We turned the wheel into the cart and then the car and then stuck it on rovers that went to Mars. (Rest in peace, Opportunity.) We set wood on fire, and then rocks, and then oil, and then we found a way to shatter atoms to produce more energy than a million forests.

We have created and destroyed and discovered, but there may be nothing more amazing than how we have healed.

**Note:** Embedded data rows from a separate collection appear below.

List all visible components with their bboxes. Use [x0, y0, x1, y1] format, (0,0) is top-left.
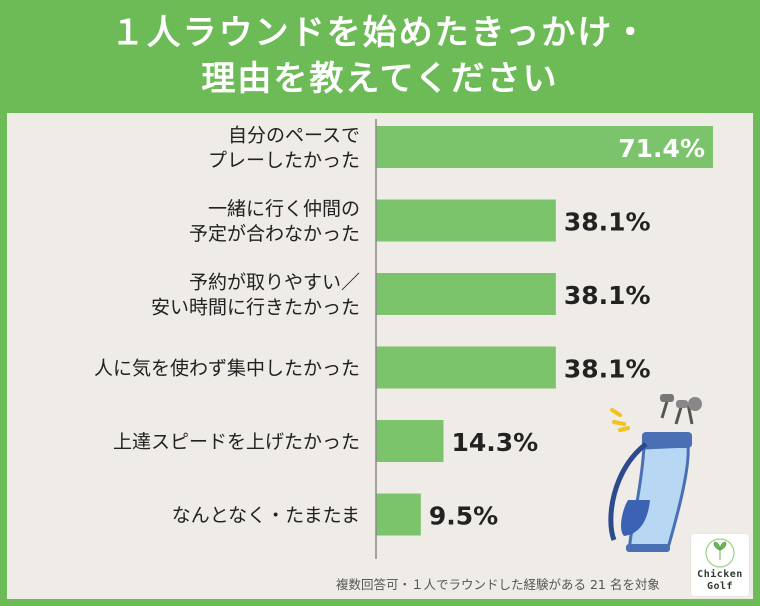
category-label-4-line-1: 人に気を使わず集中したかった [94, 358, 360, 380]
golf-bag-icon [608, 394, 702, 552]
category-label-5-line-1: 上達スピードを上げたかった [113, 431, 360, 453]
bar-3 [376, 273, 556, 315]
category-label-6-line-1: なんとなく・たまたま [172, 505, 360, 527]
leaf-icon [705, 538, 735, 568]
bar-5 [376, 420, 444, 462]
value-label-3: 38.1% [564, 281, 651, 310]
logo-line-2: Golf [706, 581, 734, 592]
category-label-2-line-2: 予定が合わなかった [189, 223, 360, 245]
bar-4 [376, 346, 556, 389]
bar-2 [376, 199, 556, 242]
category-label-2-line-1: 一緒に行く仲間の [208, 198, 360, 220]
logo-line-1: Chicken [697, 569, 743, 580]
bar-6 [376, 493, 421, 536]
footnote: 複数回答可・１人でラウンドした経験がある 21 名を対象 [336, 577, 660, 592]
page-title: １人ラウンドを始めたきっかけ・ 理由を教えてください [0, 10, 760, 102]
chicken-golf-logo: Chicken Golf [691, 534, 749, 596]
title-line-1: １人ラウンドを始めたきっかけ・ [110, 13, 650, 53]
value-label-1: 71.4% [618, 134, 705, 163]
chart-panel: 71.4% 自分のペースでプレーしたかった 38.1% 一緒に行く仲間の予定が合わなか… [7, 113, 753, 599]
category-label-1-line-2: プレーしたかった [208, 150, 360, 172]
value-label-5: 14.3% [451, 428, 538, 457]
title-line-2: 理由を教えてください [201, 59, 559, 99]
bar-1 [376, 126, 714, 168]
value-label-6: 9.5% [429, 502, 498, 531]
value-label-2: 38.1% [564, 208, 651, 237]
value-label-4: 38.1% [564, 355, 651, 384]
category-label-3-line-1: 予約が取りやすい／ [189, 272, 360, 294]
category-label-1-line-1: 自分のペースで [228, 125, 360, 147]
category-label-3-line-2: 安い時間に行きたかった [151, 297, 360, 319]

There was a time that a simple cut could become inflamed and infected and spell death. Childbirth was as likely to end a life as start one. A lifetime was over before it barely began.

Then we discovered antibiotics. We found ways to find problems early and avert danger. We extended the human lifespan. We nearly eradicated many diseases. Smallpox. Polio. Or we drastically reduced their impact. Rubella. Diphtheria. Tetanus.

But in recent years, people have pushed back against the very vaccines that made the difference between a long life and a far too common death. Vaccines, they insisted, were the problem, not the solution. Vaccines were to be feared.

Around the developed world, diseases began to come back.

Measles. Mumps. Both were once common childhood illnesses that could have lasting consequences, not the least of which was death. Measles once killed about 6,000 people a year before vaccination led the U.S. government to declare the disease eradicated in 2000.

According to the Centers for Disease Control and Prevention in Atlanta, there have been 127 cases of measles in outbreaks across 10 states in the past 50 days. Larger outbreaks are occurring internationally. It is literally going viral.

“Vaccine hesitancy — the reluctance or refusal to vaccinate despite the availability of vaccines — threatens to reverse progress made in tackling vaccine-preventable diseases,” the World Health Organization says on its website, where it lists the issue as one of the top 10 threats to Earth’s population in 2019, alongside Ebola, HIV and drug resistance.

Human beings have made such progress, and there are still too many diseases waiting to be eradicated. We can’t let unfounded fears stand in the way.